Spinal muscular atrophy with respiratory distress (SMARD) is a rare motor neuron disease of infants that can also result in dysautonomia. Autonomic crisis has been reported34, in a child with SMARD and previous heart rate variability and absent typical circadian rhythm.
Neuropathological data also suggest the involvement of ANS in SMA. A recent neuropathological postmortem study of SMA type 1 children revealed the wider spread presence of neuronal degeneration35. The chromatolysis, degeneration and neuronophagia in the ventral thalamic nuclei previously shown36,37, was confirmed, as well as lesions in the posteroventral thalamic nuclei, Clarke’s column and spinal ganglion38.
Neurons in the sacral Onufrowicz’s nucleus exhibit central chromatolysis39,40. Additionally, neural tissue in the myenteric plexus of the small intestine and colon are significantly lower in SMA type 1 than in controls41.
Sympathicomimetics have been used in some motor disorders with functional benefit, particularly on fatigue3. The recent findings of the presence of beta2-adrenreceptors at the neuromuscular junction, help to understand the therapeutic effect of those drugs4.
In summary, the set of data presented so far suggest that SMA, previously conceived as having very specific topographical impact, may actually embrace a broader involvement.

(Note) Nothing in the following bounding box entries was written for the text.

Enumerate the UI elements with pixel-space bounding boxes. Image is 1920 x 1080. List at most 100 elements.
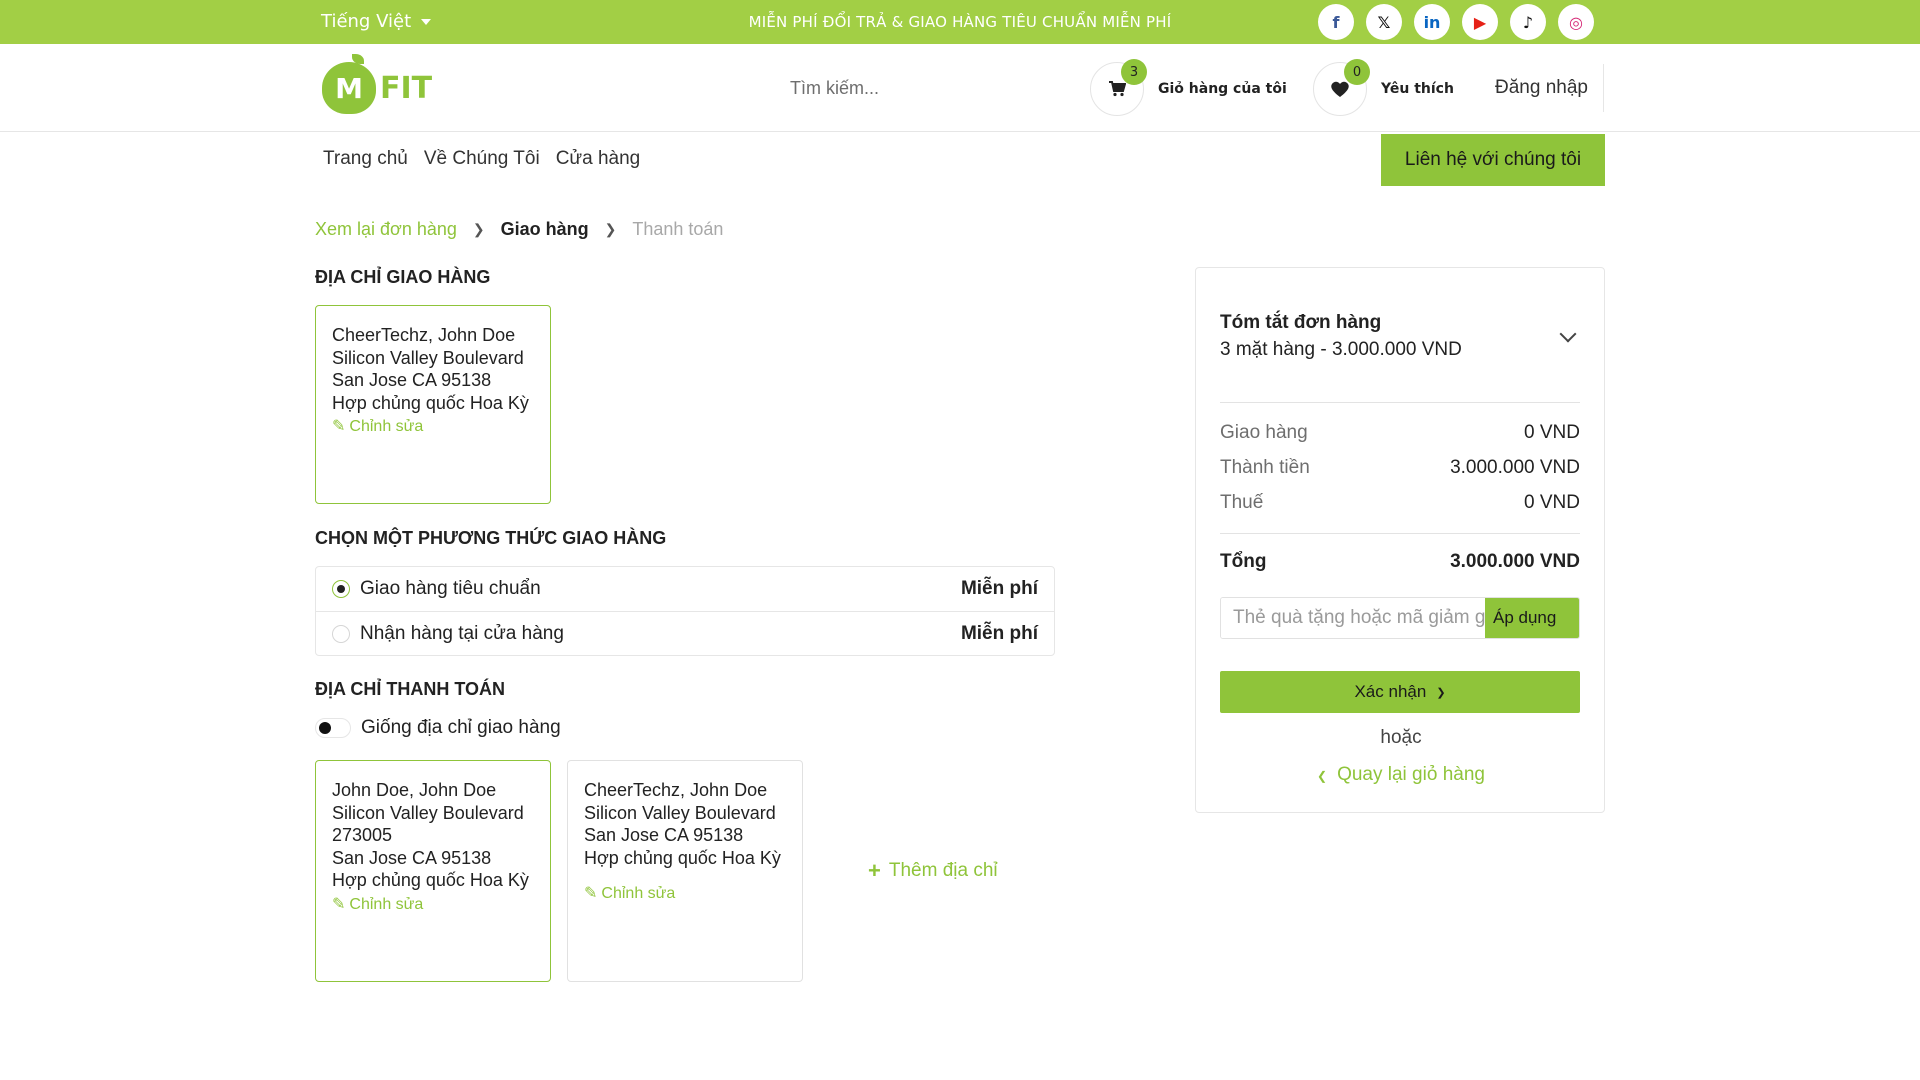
billing-address-title: ĐỊA CHỈ THANH TOÁN bbox=[315, 679, 505, 699]
add-address-button[interactable]: + Thêm địa chỉ bbox=[868, 858, 998, 884]
same-address-row: Giống địa chỉ giao hàng bbox=[315, 717, 561, 739]
edit-label: Chỉnh sửa bbox=[349, 895, 424, 913]
same-address-label: Giống địa chỉ giao hàng bbox=[361, 717, 561, 738]
radio-button[interactable] bbox=[332, 624, 350, 643]
shipping-method-list: Giao hàng tiêu chuẩn Miễn phí Nhận hàng … bbox=[315, 566, 1055, 656]
breadcrumb-payment: Thanh toán bbox=[632, 219, 724, 239]
breadcrumb-review-order[interactable]: Xem lại đơn hàng bbox=[315, 219, 457, 240]
nav-about[interactable]: Về Chúng Tôi bbox=[424, 148, 540, 170]
shipping-cost-value: 0 VND bbox=[1524, 422, 1580, 443]
coupon-group: Áp dụng bbox=[1220, 597, 1580, 639]
wishlist-button[interactable]: 0 Yêu thích bbox=[1313, 59, 1454, 116]
chevron-right-icon: ❯ bbox=[1436, 686, 1446, 699]
shipping-cost-row: Giao hàng 0 VND bbox=[1220, 422, 1580, 444]
pencil-icon: ✎ bbox=[332, 418, 346, 435]
heart-icon bbox=[1331, 81, 1349, 97]
breadcrumb: Xem lại đơn hàng ❯ Giao hàng ❯ Thanh toá… bbox=[315, 219, 723, 240]
shipping-option-standard[interactable]: Giao hàng tiêu chuẩn Miễn phí bbox=[316, 567, 1054, 611]
contact-button[interactable]: Liên hệ với chúng tôi bbox=[1381, 134, 1605, 186]
cart-label: Giỏ hàng của tôi bbox=[1158, 81, 1287, 97]
shipping-option-label: Giao hàng tiêu chuẩn bbox=[360, 578, 541, 599]
shipping-cost-label: Giao hàng bbox=[1220, 422, 1308, 443]
address-line: Hợp chủng quốc Hoa Kỳ bbox=[332, 870, 529, 890]
logo-text: FIT bbox=[380, 70, 433, 106]
pencil-icon: ✎ bbox=[584, 885, 598, 902]
shipping-option-label: Nhận hàng tại cửa hàng bbox=[360, 622, 564, 644]
site-header: M FIT 3 Giỏ hàng của tôi 0 Yêu thích Đăn… bbox=[0, 44, 1920, 132]
shipping-method-title: CHỌN MỘT PHƯƠNG THỨC GIAO HÀNG bbox=[315, 528, 667, 548]
social-glyph: f bbox=[1332, 12, 1340, 32]
social-glyph: ▶ bbox=[1473, 12, 1487, 32]
order-summary: Tóm tắt đơn hàng 3 mặt hàng - 3.000.000 … bbox=[1195, 267, 1605, 813]
address-line: John Doe, John Doe bbox=[332, 780, 497, 800]
promo-text: MIỄN PHÍ ĐỔI TRẢ & GIAO HÀNG TIÊU CHUẨN … bbox=[748, 13, 1172, 31]
tax-value: 0 VND bbox=[1524, 492, 1580, 513]
edit-address-link[interactable]: ✎ Chỉnh sửa bbox=[584, 883, 786, 906]
wishlist-label: Yêu thích bbox=[1381, 81, 1454, 97]
address-line: San Jose CA 95138 bbox=[584, 825, 744, 845]
apple-logo-icon: M bbox=[322, 54, 376, 114]
instagram-icon[interactable]: ◎ bbox=[1558, 4, 1594, 40]
shipping-option-price: Miễn phí bbox=[960, 578, 1038, 599]
shipping-address-card[interactable]: CheerTechz, John Doe Silicon Valley Boul… bbox=[315, 305, 551, 504]
shipping-option-price: Miễn phí bbox=[960, 622, 1038, 644]
address-line: CheerTechz, John Doe bbox=[584, 780, 768, 800]
social-glyph: ♪ bbox=[1522, 12, 1534, 32]
top-promo-bar: Tiếng Việt MIỄN PHÍ ĐỔI TRẢ & GIAO HÀNG … bbox=[0, 0, 1920, 44]
edit-address-link[interactable]: ✎ Chỉnh sửa bbox=[332, 894, 534, 917]
pencil-icon: ✎ bbox=[332, 895, 346, 913]
cart-button[interactable]: 3 Giỏ hàng của tôi bbox=[1090, 59, 1287, 116]
order-summary-title: Tóm tắt đơn hàng bbox=[1220, 312, 1382, 333]
radio-button-selected[interactable] bbox=[332, 580, 350, 598]
logo[interactable]: M FIT bbox=[322, 54, 433, 114]
tiktok-icon[interactable]: ♪ bbox=[1510, 4, 1546, 40]
address-line: Hợp chủng quốc Hoa Kỳ bbox=[332, 392, 529, 413]
cart-count-badge: 3 bbox=[1121, 59, 1147, 85]
shipping-option-pickup[interactable]: Nhận hàng tại cửa hàng Miễn phí bbox=[316, 611, 1054, 655]
billing-address-card[interactable]: CheerTechz, John Doe Silicon Valley Boul… bbox=[567, 760, 803, 982]
facebook-icon[interactable]: f bbox=[1318, 4, 1354, 40]
subtotal-row: Thành tiền 3.000.000 VND bbox=[1220, 457, 1580, 479]
social-glyph: 𝕏 bbox=[1377, 12, 1391, 32]
social-glyph: ◎ bbox=[1569, 12, 1583, 32]
address-line: 273005 bbox=[332, 825, 393, 845]
or-separator: hoặc bbox=[1380, 727, 1422, 748]
wishlist-circle: 0 bbox=[1313, 59, 1370, 116]
apply-coupon-button[interactable]: Áp dụng bbox=[1485, 598, 1579, 638]
edit-address-link[interactable]: ✎ Chỉnh sửa bbox=[332, 416, 534, 439]
edit-label: Chỉnh sửa bbox=[601, 885, 676, 902]
total-label: Tổng bbox=[1220, 551, 1267, 572]
address-line: Hợp chủng quốc Hoa Kỳ bbox=[584, 847, 781, 868]
main-nav: Trang chủ Về Chúng Tôi Cửa hàng bbox=[323, 148, 640, 170]
confirm-button[interactable]: Xác nhận ❯ bbox=[1220, 671, 1580, 713]
plus-icon: + bbox=[868, 858, 881, 883]
nav-home[interactable]: Trang chủ bbox=[323, 148, 408, 170]
logo-letter: M bbox=[335, 71, 363, 105]
youtube-icon[interactable]: ▶ bbox=[1462, 4, 1498, 40]
coupon-input[interactable] bbox=[1221, 598, 1485, 638]
address-line: Silicon Valley Boulevard bbox=[332, 347, 524, 368]
tax-row: Thuế 0 VND bbox=[1220, 492, 1580, 514]
wishlist-count-badge: 0 bbox=[1344, 59, 1370, 85]
address-line: CheerTechz, John Doe bbox=[332, 325, 516, 345]
breadcrumb-shipping: Giao hàng bbox=[500, 219, 589, 239]
back-to-cart-link[interactable]: ❮ Quay lại giỏ hàng bbox=[1196, 764, 1606, 786]
cart-circle: 3 bbox=[1090, 59, 1147, 116]
address-line: Silicon Valley Boulevard bbox=[584, 802, 776, 823]
add-address-label: Thêm địa chỉ bbox=[888, 860, 998, 881]
confirm-label: Xác nhận bbox=[1354, 682, 1427, 701]
divider bbox=[1220, 402, 1580, 403]
social-links: f 𝕏in ▶ ♪ ◎ bbox=[1318, 4, 1594, 40]
billing-address-card[interactable]: John Doe, John Doe Silicon Valley Boulev… bbox=[315, 760, 551, 982]
address-line: San Jose CA 95138 bbox=[332, 847, 492, 868]
search-input[interactable] bbox=[790, 72, 1070, 104]
x-twitter-icon[interactable]: 𝕏 bbox=[1366, 4, 1402, 40]
login-link[interactable]: Đăng nhập bbox=[1480, 64, 1604, 112]
order-item-count: 3 mặt hàng - 3.000.000 VND bbox=[1220, 339, 1462, 360]
linkedin-icon[interactable]: in bbox=[1414, 4, 1450, 40]
total-value: 3.000.000 VND bbox=[1450, 551, 1580, 572]
nav-shop[interactable]: Cửa hàng bbox=[556, 148, 641, 170]
chevron-down-icon[interactable] bbox=[1559, 325, 1577, 343]
address-line: San Jose CA 95138 bbox=[332, 370, 492, 390]
same-address-toggle[interactable] bbox=[315, 718, 351, 738]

Clinical reports suggest that other tissues contribute to the overall phenotype of motor neuron diseases, especially in the most severe or prolonged forms of these diseases. SMA as well as other motor neuron diseases must be regarded as associated with autonomic dysfunction in addition to motor neuron involvement. The most severe presentation of spinal muscular atrophy, if allowed to live long enough, shows the greatest widespread involvement.
The ANS is a potential vulnerable locus for different disease processes, which affect neurons. The symptoms related to ANS involvement are unspecific and multisystemic. The great challenge is to recognize the possibility of the ANS involvement, either because symptoms may impact quality of life and daily activities or because they might configure a higher risk of morbidity and mortality for the individual. Therefore, to include the questions on the autonomic symptoms as well as specific assessment of its function, would help to define strategies to treat or prevent the consequences of ANS involvement. Careful autonomic evaluation and management are warranted in patients with motor neuron disorders.
All authors participated in producing this work, from the literature review to article writing. Authors declare that they have no conflict of interest. No funding was received for this work. Since this work is a review, no original data is available.